Online Timescale Theory for Concurrent Memory Allocation
- Pengcheng Li, Google
- Time: 2019-04-04 10:15
- Host: Prof. Xiaotie Deng
- Venue: Room 204, Courtyard No.5, Jingyuan
Concurrent memory allocation is increasingly important to parallel performance, but it is challenging because a program has data of many sizes and demand changes dynamically from thread to thread. Modern allocators use highly tuned heuristics but do not provide uniformly good performance when the level of concurrency increases from a few threads to hundreds of threads.
This paper presents a new timescale theory to model the memory demand in real time. Using the new theory, an allocator can adjust its synchronization frequency using a single parameter called allocations per fetch (APF). The paper presents the on-line timescale theory, the design of the tunable APF allocator, and evaluation of its speed and memory efficiency. Compared with four state-of-the-art concurrent allocators, the new allocator improves the throughput of MongoDB by 55%, reduces the tail latency of a Web server by over 60%, and increases the speed of a selection of synthetic benchmarks by up to 24x while using the same amount of memory.
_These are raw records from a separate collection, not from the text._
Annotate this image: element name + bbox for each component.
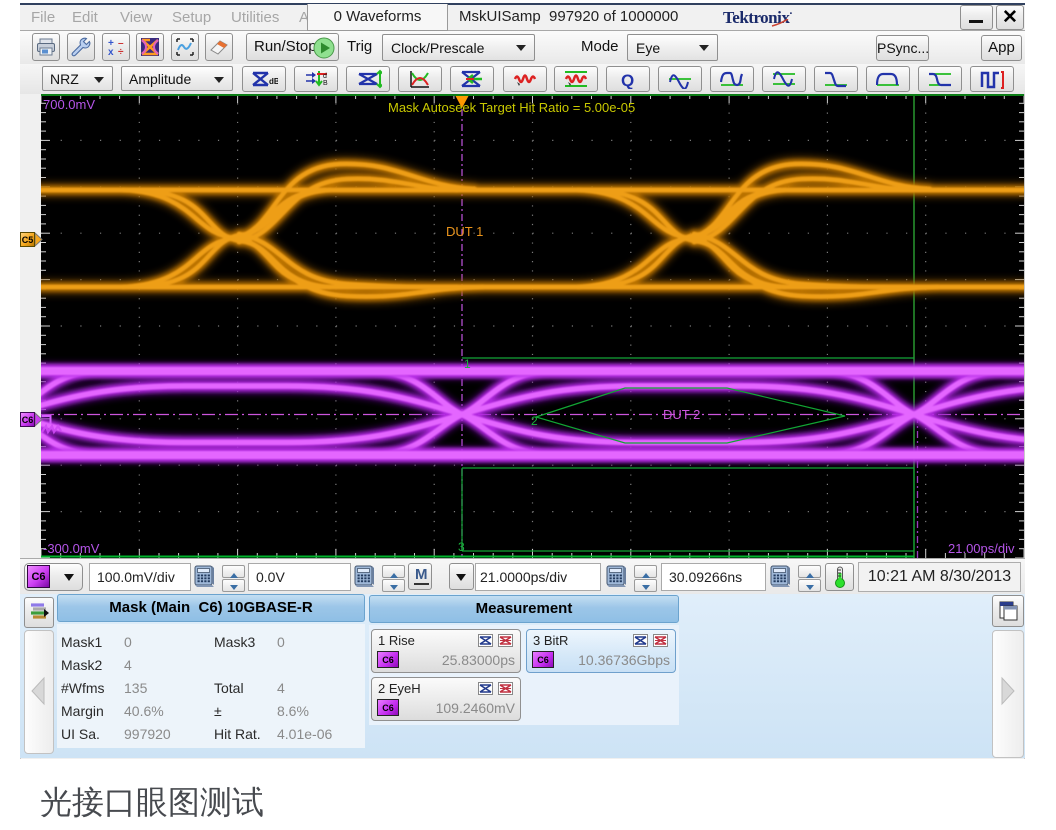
svg-text:1: 1 — [464, 357, 471, 371]
svg-text:B: B — [323, 80, 328, 87]
svg-text:3: 3 — [458, 540, 465, 554]
svg-text:d: d — [323, 73, 327, 80]
svg-text:-300.0mV: -300.0mV — [43, 541, 100, 556]
svg-text:21.00ps/div: 21.00ps/div — [948, 541, 1015, 556]
svg-text:DUT 2: DUT 2 — [663, 407, 700, 422]
svg-text:700.0mV: 700.0mV — [43, 97, 95, 112]
svg-text:x: x — [108, 47, 114, 58]
svg-text:dB: dB — [269, 77, 278, 86]
svg-text:÷: ÷ — [118, 47, 124, 58]
svg-text:DUT 1: DUT 1 — [446, 224, 483, 239]
svg-text:Q: Q — [621, 71, 634, 89]
svg-text:Mask Autoseek Target Hit Ratio: Mask Autoseek Target Hit Ratio = 5.00e-0… — [388, 100, 635, 115]
svg-text:2: 2 — [531, 414, 538, 428]
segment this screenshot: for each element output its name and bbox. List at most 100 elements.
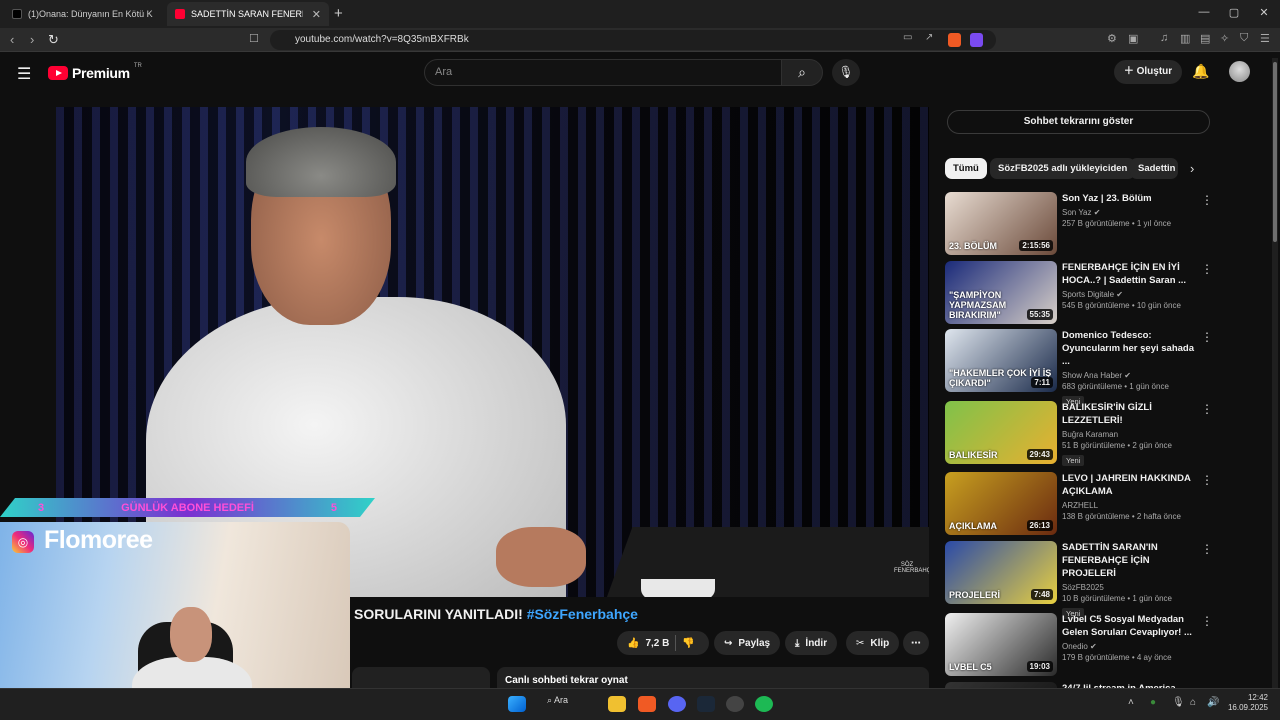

My name is Pengcheng Li. I joined Google on Dec. 2016, mainly working on program analysis and optimization, google-wide profiling, tcmalloc, etc. Prior to this position, I have been working at the University of Rochester since 2012 fall for my Ph.D. study. My research area focuses on memory management using timescale statistics, cache locality modeling, and program performance optimization. During Ph.D. period, I published 20 papers and patents, including 3 US patents. Before that, I worked at Baidu for almost two years from 2010 to 2012 on load balancer systems. I received my master degree from Institute Computing Technology, Chinese Academy of Science in 2010 and my bachelor degree from University of Science and Technology of China in 2007.